Mieux vaut ne pas laisser trainer ses mains... même pas eu le temps de dégainer l'appareil photo, faudra se contenter de celles du téléphone ! Je ne suis pas particulièrement trouillarde mais là, ça m'a fait le même effet que le requin des Universal Studios !
Autrefois, on a chassé les Gali jusqu’à les mener au bord de l’extinction, pour leur viande, leur cuir, leur huile. Depuis 1962, l'espèce est protégée et la chasse strictement réglementée, tout comme la collecte d’œufs. Chaque automne, les œufs d’alligator sont ramassés par des professionnels agréés et mis en couveuse afin de les faire éclore en sécurité. Une partie des jeunes est relâchée dans le bayou (12%), l’autre partie utilisée pour la viande et le cuir en ferme d’élevage.
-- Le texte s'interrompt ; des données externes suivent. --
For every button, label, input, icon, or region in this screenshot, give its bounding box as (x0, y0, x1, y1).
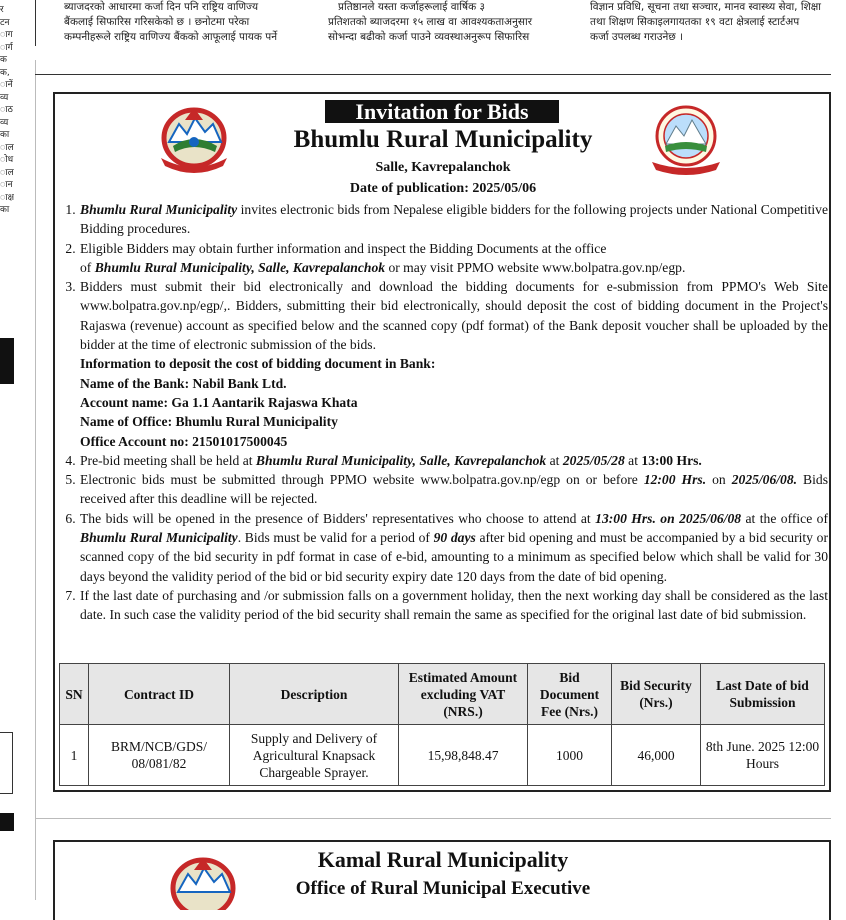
bid-terms-list (58, 200, 828, 625)
fragment: टन (0, 17, 10, 28)
news-line: ब्याजदरको आधारमा कर्जा दिन पनि राष्ट्रिय वाणिज्य (64, 1, 259, 13)
section-divider (35, 74, 831, 75)
fragment: का (0, 130, 10, 140)
col-header-last-date: Last Date of bid Submission (701, 664, 825, 725)
news-column-1 (64, 0, 277, 45)
municipality-title: Bhumlu Rural Municipality (293, 126, 593, 153)
col-header-bid-security: Bid Security (Nrs.) (612, 664, 701, 725)
col-header-sn: SN (60, 664, 89, 725)
bid-term-item: 4. Pre-bid meeting shall be held at Bhumlu Rural Municipality, Salle, Kavrepalanchok at 2025/05/28 at 13:00 Hrs. (79, 451, 828, 470)
news-line: प्रतिशतको ब्याजदरमा १५ लाख वा आवश्यकताअनुसार (328, 16, 533, 28)
fragment: ाल (0, 142, 14, 153)
location-subtitle: Salle, Kavrepalanchok (375, 160, 511, 175)
cell-bid-security: 46,000 (612, 725, 701, 786)
left-cropped-column (0, 4, 14, 217)
second-municipality-title: Kamal Rural Municipality (317, 847, 569, 872)
publication-date: Date of publication: 2025/05/06 (349, 181, 537, 196)
news-line: कम्पनीहरूले राष्ट्रिय वाणिज्य बैंकको आफूलाई पायक पर्ने (64, 31, 278, 43)
bid-term-item: 7. If the last date of purchasing and /or submission falls on a government holiday, then the next working day shall be considered as the last date. In such case the validity period of the bid security shall remain the same as specified for the original last date of bid submission. (79, 586, 828, 625)
news-column-2 (328, 0, 532, 45)
fragment: ोध (0, 155, 14, 165)
bid-terms (58, 200, 828, 625)
col-header-estimated-amount: Estimated Amount excluding VAT (NRS.) (399, 664, 528, 725)
bid-term-item: 2. Eligible Bidders may obtain further information and inspect the Bidding Documents at the office of Bhumlu Rural Municipality, Salle, Kavrepalanchok or may visit PPMO website www.bolpatra.gov.np/egp. (79, 239, 828, 278)
fragment: ाक्ष (0, 192, 14, 203)
fragment: व्य (0, 117, 9, 128)
bid-table (59, 663, 825, 786)
nepal-emblem-icon (160, 852, 246, 910)
news-line: सोभन्दा बढीको कर्जा पाउने व्यवस्थाअनुरूप सिफारिस (328, 31, 530, 43)
fragment: का (0, 205, 10, 215)
left-black-tab (0, 813, 14, 831)
fragment: ान (0, 180, 13, 190)
table-row (60, 725, 825, 786)
col-header-description: Description (230, 664, 399, 725)
bid-term-item: 5. Electronic bids must be submitted through PPMO website www.bolpatra.gov.np/egp on or before 12:00 Hrs. on 2025/06/08. Bids received after this deadline will be rejected. (79, 470, 828, 509)
invitation-banner: Invitation for Bids (325, 100, 559, 123)
col-header-contract-id: Contract ID (89, 664, 230, 725)
cell-document-fee: 1000 (528, 725, 612, 786)
fragment: व्य (0, 92, 9, 103)
news-line: विज्ञान प्रविधि, सूचना तथा सञ्चार, मानव स्वास्थ्य सेवा, शिक्षा (590, 1, 821, 13)
fragment: ाल (0, 167, 14, 178)
news-line: प्रतिष्ठानले यस्ता कर्जाहरूलाई वार्षिक ३ (338, 1, 485, 13)
news-column-3 (590, 0, 821, 45)
fragment: र (0, 5, 4, 15)
bid-term-item: 3. Bidders must submit their bid electronically and download the bidding documents for e-submission from PPMO's Web Site www.bolpatra.gov.np/egp/,. Bidders, submitting their bid electronically, should deposit the cost of bidding document in the Project's Rajaswa (revenue) account as specified below and the scanned copy (pdf format) of the Bank deposit voucher shall be uploaded by the bidder at the time of electronic submission of the bids. Information to deposit the cost of bidding document in Bank: Name of the Bank: Nabil Bank Ltd. Account name: Ga 1.1 Aantarik Rajaswa Khata Name of Office: Bhumlu Rural Municipality Office Account no: 21501017500045 (79, 277, 828, 451)
fragment: क (0, 55, 7, 65)
col-header-document-fee: Bid Document Fee (Nrs.) (528, 664, 612, 725)
news-line: कर्जा उपलब्ध गराउनेछ । (590, 31, 684, 43)
news-line: तथा शिक्षण सिकाइलगायतका १९ वटा क्षेत्रलाई स्टार्टअप (590, 16, 800, 28)
fragment: ाग (0, 30, 13, 40)
fragment: ानें (0, 80, 13, 90)
fragment: क, (0, 67, 10, 78)
cell-estimated-amount: 15,98,848.47 (399, 725, 528, 786)
cell-sn: 1 (60, 725, 89, 786)
table-header-row (60, 664, 825, 725)
cell-description: Supply and Delivery of Agricultural Knapsack Chargeable Sprayer. (230, 725, 399, 786)
municipality-seal-icon (648, 104, 724, 176)
bid-term-item: 6. The bids will be opened in the presence of Bidders' representatives who choose to attend at 13:00 Hrs. on 2025/06/08 at the office of Bhumlu Rural Municipality. Bids must be valid for a period of 90 days after bid opening and must be accompanied by a bid security or scanned copy of the bid security in pdf format in case of e-bid, amounting to a minimum as specified below which shall be valid for 30 days beyond the validity period of the bid or bid security expiry date 120 days from the date of bid opening. (79, 509, 828, 586)
nepal-emblem-icon (151, 102, 237, 174)
fragment: ाठ (0, 105, 13, 115)
fragment: ार्ग (0, 42, 13, 53)
column-divider (35, 0, 36, 46)
column-divider (35, 60, 36, 900)
second-office-title: Office of Rural Municipal Executive (295, 878, 591, 899)
left-black-tab (0, 338, 14, 384)
cell-contract-id: BRM/NCB/GDS/ 08/081/82 (89, 725, 230, 786)
news-line: बैंकलाई सिफारिस गरिसकेको छ । छनोटमा परेका (64, 16, 250, 28)
bid-term-item: 1. Bhumlu Rural Municipality invites electronic bids from Nepalese eligible bidders for the following projects under National Competitive Bidding procedures. (79, 200, 828, 239)
left-box (0, 732, 13, 794)
cell-last-date: 8th June. 2025 12:00 Hours (701, 725, 825, 786)
section-divider (35, 818, 831, 819)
L’alligator se chasse en septembre, dès que les petits sont devenus autonomes : on place un hameçon garni de poulet ou d’un morceau de poisson à quelques dizaines de centimètres de l’eau... plus on veut attraper un gros gator et plus il faut élever l’hameçon dans les airs !
Ici, au Lake Martin, il s'agit d'un sanctuaire alors ils ne sont pas vraiment chassés... ni nourris par la main de l'homme d'ailleurs, comme ça peut être le cas dans d'autres bayous de Louisiane ou en Floride, et c'est très appréciable de les voir dans ces conditions.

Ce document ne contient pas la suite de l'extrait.